Key Capabilities of NGFWs
- Stateful Inspection (like traditional firewalls)
- NGFWs still track the state of network connections.
- This means they know if a connection is new, established, or related to a previous session.
- Helps block unauthorized access while allowing legitimate traffic.
- Application Awareness
- NGFWs can identify and control specific applications, not just ports.
- Example: Blocking access to social media apps or messaging apps, even if they use standard ports like 80 (HTTP) or 443 (HTTPS).
- User Identity Awareness
- NGFWs can tie traffic to specific users or groups instead of just IP addresses.
- This is often done using Active Directory integration.
- Helps enforce policies per user or department.
- Integrated Intrusion Prevention System (IPS)
- NGFWs can detect and block attacks in real time.
- Example attacks:
- SQL injection
- Cross-site scripting (XSS)
- Buffer overflow attacks
- IPS can be signature-based or behavior-based.
- Malware and Threat Protection
- Some NGFWs integrate antivirus and anti-malware scanning.
- They can detect malicious files before they enter the network.
- Decryption of Encrypted Traffic
- NGFWs can inspect HTTPS traffic by decrypting and analyzing it.
- Ensures encrypted traffic does not hide attacks.
- Advanced Logging and Reporting
- NGFWs generate rich logs about network activity.
- Logs can include:
- User actions
- Applications used
- Threats detected
- Blocked/allowed connections
- These logs are essential for security monitoring and incident response.
Types of Data Provided by NGFWs
For the CBROPS exam, it’s important to know what kind of data you can get from NGFWs for monitoring and security purposes:
- Traffic Flow Data
- Which applications, services, or users are using the network.
- Examples:
- “User John downloaded a file from Google Drive using HTTPS.”
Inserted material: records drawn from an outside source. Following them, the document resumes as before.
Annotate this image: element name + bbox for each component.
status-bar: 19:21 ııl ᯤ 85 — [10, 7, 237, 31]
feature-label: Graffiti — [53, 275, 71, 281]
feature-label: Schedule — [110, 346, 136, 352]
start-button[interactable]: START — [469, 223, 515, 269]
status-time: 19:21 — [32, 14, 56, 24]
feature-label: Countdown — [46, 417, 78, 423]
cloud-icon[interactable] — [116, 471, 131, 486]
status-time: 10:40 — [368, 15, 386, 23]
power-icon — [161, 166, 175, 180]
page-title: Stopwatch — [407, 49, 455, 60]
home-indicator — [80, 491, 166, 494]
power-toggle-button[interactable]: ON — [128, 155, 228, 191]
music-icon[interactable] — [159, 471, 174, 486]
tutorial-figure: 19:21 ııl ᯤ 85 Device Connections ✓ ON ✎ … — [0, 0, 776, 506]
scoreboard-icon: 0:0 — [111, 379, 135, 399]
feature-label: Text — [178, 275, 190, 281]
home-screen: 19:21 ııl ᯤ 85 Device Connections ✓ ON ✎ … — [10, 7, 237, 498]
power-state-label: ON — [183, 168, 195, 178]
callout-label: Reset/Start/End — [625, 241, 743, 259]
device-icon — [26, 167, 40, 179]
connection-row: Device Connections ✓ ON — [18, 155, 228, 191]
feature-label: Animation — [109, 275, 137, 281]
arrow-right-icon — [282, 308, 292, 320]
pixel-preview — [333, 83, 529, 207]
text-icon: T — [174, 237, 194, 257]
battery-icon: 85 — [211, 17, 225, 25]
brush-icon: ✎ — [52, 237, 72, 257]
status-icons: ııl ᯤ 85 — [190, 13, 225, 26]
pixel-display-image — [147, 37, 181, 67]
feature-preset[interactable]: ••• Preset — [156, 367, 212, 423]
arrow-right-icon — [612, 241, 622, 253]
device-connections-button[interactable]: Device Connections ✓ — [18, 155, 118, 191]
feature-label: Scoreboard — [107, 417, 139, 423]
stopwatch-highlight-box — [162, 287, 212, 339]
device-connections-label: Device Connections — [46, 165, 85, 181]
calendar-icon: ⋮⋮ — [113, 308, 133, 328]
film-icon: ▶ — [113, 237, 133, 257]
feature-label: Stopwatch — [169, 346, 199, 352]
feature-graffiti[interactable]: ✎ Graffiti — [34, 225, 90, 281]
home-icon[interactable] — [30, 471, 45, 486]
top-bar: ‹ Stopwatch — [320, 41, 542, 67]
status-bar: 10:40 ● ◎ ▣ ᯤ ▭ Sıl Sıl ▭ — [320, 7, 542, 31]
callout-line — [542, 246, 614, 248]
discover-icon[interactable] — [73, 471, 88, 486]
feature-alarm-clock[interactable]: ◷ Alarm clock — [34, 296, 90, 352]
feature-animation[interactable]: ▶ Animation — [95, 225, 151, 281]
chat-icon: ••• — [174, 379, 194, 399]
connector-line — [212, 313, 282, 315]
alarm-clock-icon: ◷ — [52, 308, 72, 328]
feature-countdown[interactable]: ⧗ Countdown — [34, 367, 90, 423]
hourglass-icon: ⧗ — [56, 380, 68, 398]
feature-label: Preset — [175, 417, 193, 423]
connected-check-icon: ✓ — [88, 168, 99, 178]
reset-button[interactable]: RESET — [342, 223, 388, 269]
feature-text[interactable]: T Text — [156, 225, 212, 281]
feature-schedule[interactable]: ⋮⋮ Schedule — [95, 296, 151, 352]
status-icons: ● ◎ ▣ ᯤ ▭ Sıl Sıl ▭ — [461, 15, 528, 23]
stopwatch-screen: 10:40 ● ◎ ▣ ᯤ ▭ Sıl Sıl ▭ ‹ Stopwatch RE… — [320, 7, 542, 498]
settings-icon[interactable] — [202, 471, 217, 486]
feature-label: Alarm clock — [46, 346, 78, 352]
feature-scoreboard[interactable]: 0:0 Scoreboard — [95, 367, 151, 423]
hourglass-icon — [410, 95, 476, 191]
- “Sales team accessed a VoIP application.”
- Security Event Data
- Alerts about blocked traffic or attacks.
- Examples:
- Attempted malware download blocked.
- SQL injection detected and prevented.
- User Activity Data
- Tracks which users are doing what on the network.
- Example:
- “Alice uploaded 500 MB to an external cloud storage service.”
- Application Usage Data
- Shows which applications are allowed or blocked.
- Example:
- Facebook Messenger blocked during office hours.
- Threat Intelligence Data
- Correlates with known malicious IPs, URLs, or file hashes.
- NGFWs often integrate with external threat intelligence feeds.
- Encrypted Traffic Insights
- Shows threats hidden in SSL/TLS traffic.
- Helps identify malware or phishing attempts in encrypted channels.
Why NGFWs Are Important in CyberOps
- NGFWs provide visibility and control over modern network traffic.
- Traditional firewalls cannot inspect applications or threats embedded in encrypted traffic.
- NGFW logs are a key source of data for Security Operations Centers (SOC):
- Incident detection
- Investigation of security alerts
- Compliance reporting
Summary Table for Exam
| Feature / Capability | Description |
|---|---|
| Stateful Inspection | Tracks connection state (new, established, related) |
| Application Awareness | Identify & control apps regardless of port |
| User Identity Awareness | Apply policies per user or group |
| Integrated IPS | Detect/block attacks like SQL injection, XSS |
| Malware/Threat Protection | Block malicious files and traffic |
| Encrypted Traffic Inspection | Decrypt & inspect HTTPS/SSL traffic |
| Logging & Reporting | Detailed logs on users, apps, threats |
| Data Type from NGFW | Purpose |
|---|---|
| Traffic Flow | Know what applications/users are doing |
| Security Events | Detect and respond to attacks |
| User Activity | Monitor behavior and policy compliance |
| Application Usage | Control and report app usage |
| Threat Intelligence | Correlate with known malicious activity |
| Encrypted Traffic Insights | Detect hidden threats in encrypted traffic |
✅ Exam Tip:
- Remember NGFW = traditional firewall + application control + user awareness + IPS + malware protection + SSL inspection.
- Know the types of data NGFW provides for SOC monitoring and incident response.